The Pony Rider Boys in New Mexico by Frank Gee Patchin
Chapter I. Something in the Wind
"What was that?"
"Only one of the boys in the seat behind us, snoring."
"Sure they're asleep?"
"Yes, but what if they're not? They are only kids. They wouldn't understand."
"Don't you be too sure about that. I've heard about those kids. Heard about 'em over in Nevada. There's four of them. They call themselves the Pony Rider Boys; and they're no tenderfeet, if all I hear is true. They have done some pretty lively stunts."
"Yes, that's all right, Bob, but we ain't going to begin by getting cold feet over a bunch of kids out for a holiday."
"Where they going?"
"Don't know. Presume they'll be taking a trip over the plains or heading for the mountains. They've got a stock car up ahead jammed full of stock and equipment."
"No. Good stock. Some of the slickest ponies you ever set eyes on. There's one roan there that I wouldn't mind owning. Maybe we can make a trade," and the speaker chuckled softly to himself.
A snore louder than those that had preceded it, caused the two men to laugh heartily.
The snore had come from Stacy Brown. Both he and Tad Butler were resting from their long journey on the Atlantic and Pacific train. Further to the rear of the car, their companions, Ned Rector and Walter Perkins, also were curled up in a double seat, with Professor Zepplin sitting very straight as if sleep were furthest from his thoughts. They were nearing their destination now, and within the hour would be unloading their stock and equipment at Bluewater.
"They're asleep all right," grinned one of the two men who occupied the seat just ahead of Stacy and Tad. "Is old man Marquand going to meet us at the station?"
"Oh, no. That wouldn't be a good thing. Might attract too much attention. Told him not to. We'll get a couple of ponies at Bluewater and ride across the mountains. But we've got to be slick. The old man is no fool. He'll hang on to the location of the treasure till the last old cat's gone to sleep for good."
"Any idea where the place is?"
"No. Except that it's somewhere south of the Zuni range."

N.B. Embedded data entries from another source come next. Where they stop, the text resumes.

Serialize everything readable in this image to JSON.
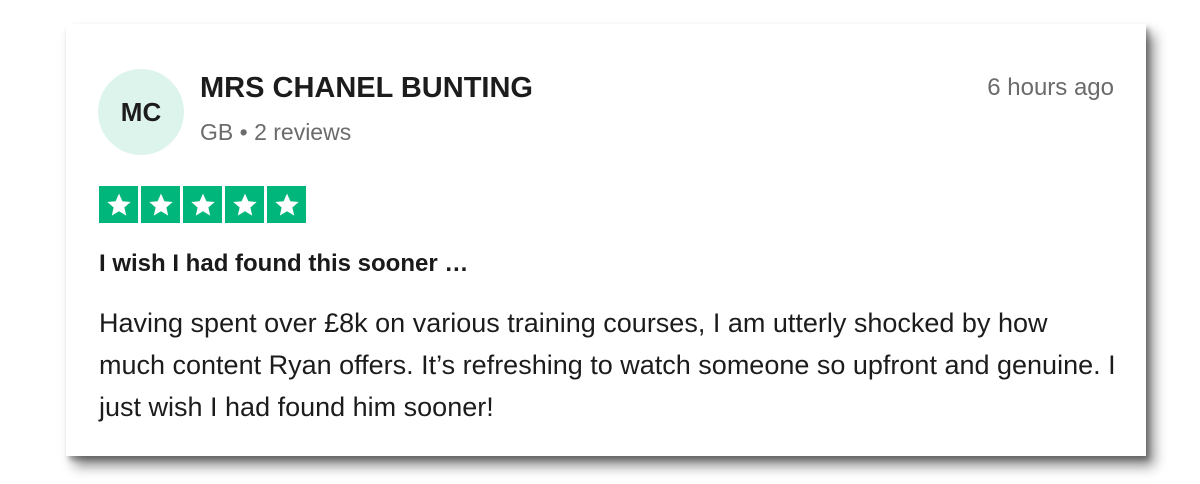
{
  "review": {
    "avatar_initials": "MC",
    "reviewer_name": "MRS CHANEL BUNTING",
    "reviewer_meta": "GB • 2 reviews",
    "timestamp": "6 hours ago",
    "rating": 5,
    "rating_max": 5,
    "star_color": "#00b67a",
    "title": "I wish I had found this sooner …",
    "body": "Having spent over £8k on various training courses, I am utterly shocked by how much content Ryan offers. It’s refreshing to watch someone so upfront and genuine. I just wish I had found him sooner!"
  }
}
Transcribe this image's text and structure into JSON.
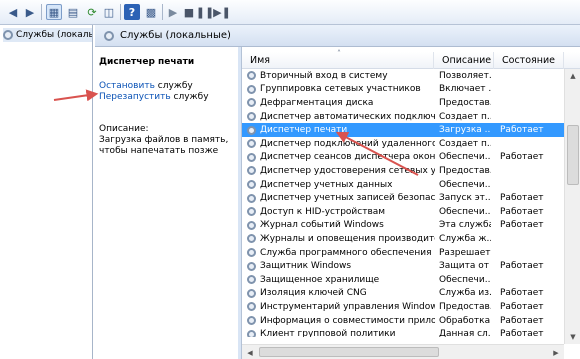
{
  "toolbar": {
    "icons": [
      "back-arrow-icon",
      "forward-arrow-icon",
      "console-tree-icon",
      "properties-icon",
      "refresh-icon",
      "export-icon",
      "help-icon",
      "view-icon",
      "start-icon",
      "stop-icon",
      "pause-icon",
      "restart-icon"
    ]
  },
  "tree": {
    "label": "Службы (локалы"
  },
  "header": {
    "title": "Службы (локальные)"
  },
  "left_panel": {
    "title": "Диспетчер печати",
    "stop_link": "Остановить",
    "stop_suffix": " службу",
    "restart_link": "Перезапустить",
    "restart_suffix": " службу",
    "description_label": "Описание:",
    "description_text": "Загрузка файлов в память, чтобы напечатать позже"
  },
  "columns": {
    "name": "Имя",
    "description": "Описание",
    "state": "Состояние"
  },
  "rows": [
    {
      "name": "Вторичный вход в систему",
      "desc": "Позволяет...",
      "state": ""
    },
    {
      "name": "Группировка сетевых участников",
      "desc": "Включает ...",
      "state": ""
    },
    {
      "name": "Дефрагментация диска",
      "desc": "Предостав...",
      "state": ""
    },
    {
      "name": "Диспетчер автоматических подключений ...",
      "desc": "Создает п...",
      "state": ""
    },
    {
      "name": "Диспетчер печати",
      "desc": "Загрузка ...",
      "state": "Работает",
      "selected": true
    },
    {
      "name": "Диспетчер подключений удаленного дост...",
      "desc": "Создает п...",
      "state": ""
    },
    {
      "name": "Диспетчер сеансов диспетчера окон рабо...",
      "desc": "Обеспечи...",
      "state": "Работает"
    },
    {
      "name": "Диспетчер удостоверения сетевых участ...",
      "desc": "Предостав...",
      "state": ""
    },
    {
      "name": "Диспетчер учетных данных",
      "desc": "Обеспечи...",
      "state": ""
    },
    {
      "name": "Диспетчер учетных записей безопасности",
      "desc": "Запуск эт...",
      "state": "Работает"
    },
    {
      "name": "Доступ к HID-устройствам",
      "desc": "Обеспечи...",
      "state": "Работает"
    },
    {
      "name": "Журнал событий Windows",
      "desc": "Эта служба...",
      "state": "Работает"
    },
    {
      "name": "Журналы и оповещения производительн...",
      "desc": "Служба ж...",
      "state": ""
    },
    {
      "name": "Служба программного обеспечения",
      "desc": "Разрешает...",
      "state": ""
    },
    {
      "name": "Защитник Windows",
      "desc": "Защита от ...",
      "state": "Работает"
    },
    {
      "name": "Защищенное хранилище",
      "desc": "Обеспечи...",
      "state": ""
    },
    {
      "name": "Изоляция ключей CNG",
      "desc": "Служба из...",
      "state": "Работает"
    },
    {
      "name": "Инструментарий управления Windows",
      "desc": "Предостав...",
      "state": "Работает"
    },
    {
      "name": "Информация о совместимости приложе...",
      "desc": "Обработка...",
      "state": "Работает"
    },
    {
      "name": "Клиент групповой политики",
      "desc": "Данная сл...",
      "state": "Работает"
    }
  ],
  "colors": {
    "selection": "#3399ff",
    "link": "#0b53b6",
    "arrow": "#d9534f"
  }
}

A solitary eye in the seat behind, opened cautiously. The eye belonged to Stacy Brown. The last snore had awakened him, and he had lain with closed eyes listening to the conversation of the two men.
He gave Tad a gentle nudge, which was returned with a soft pressure on Stacy's right arm as a warning that he was to remain quiet.
"Do you know what the treasure consists of?"
"Maybe a mine, but as near as I could draw from Marquand's talk it is jewels and Spanish money which one of the old Franciscan monks had buried. The Pueblos knew where it was, but they sealed the place up after the Pueblo revolution in 1680, and it's been corked tight ever since."
"How'd Marquand get wise to it?"
"From an old Pueblo Chief whose life he saved a few months ago. The old chief died a little while afterwards, but before he went, he told Marquand about the treasure."
"Didn't suppose a redskin had so much gratitude under his tough skin. Does the old man know where the place is?"
"No, not exactly. That's where we come in," grinned the speaker. "We are going to help him find it."
"Oh, well. There's lots of ways to get rid of him."
"He might tumble off into a canyon, or something of the sort, in the night time. Here's the place."
The train was rounding a bend into the little town of Bluewater.
"Sit still," whispered Tad. "I want to get a look at those fellows so I'll know them next time I see them."
The Pony Rider boy left his seat, and hurrying to the forward end of the car, helped himself to a drink of water from the tank; then slowly retraced his steps.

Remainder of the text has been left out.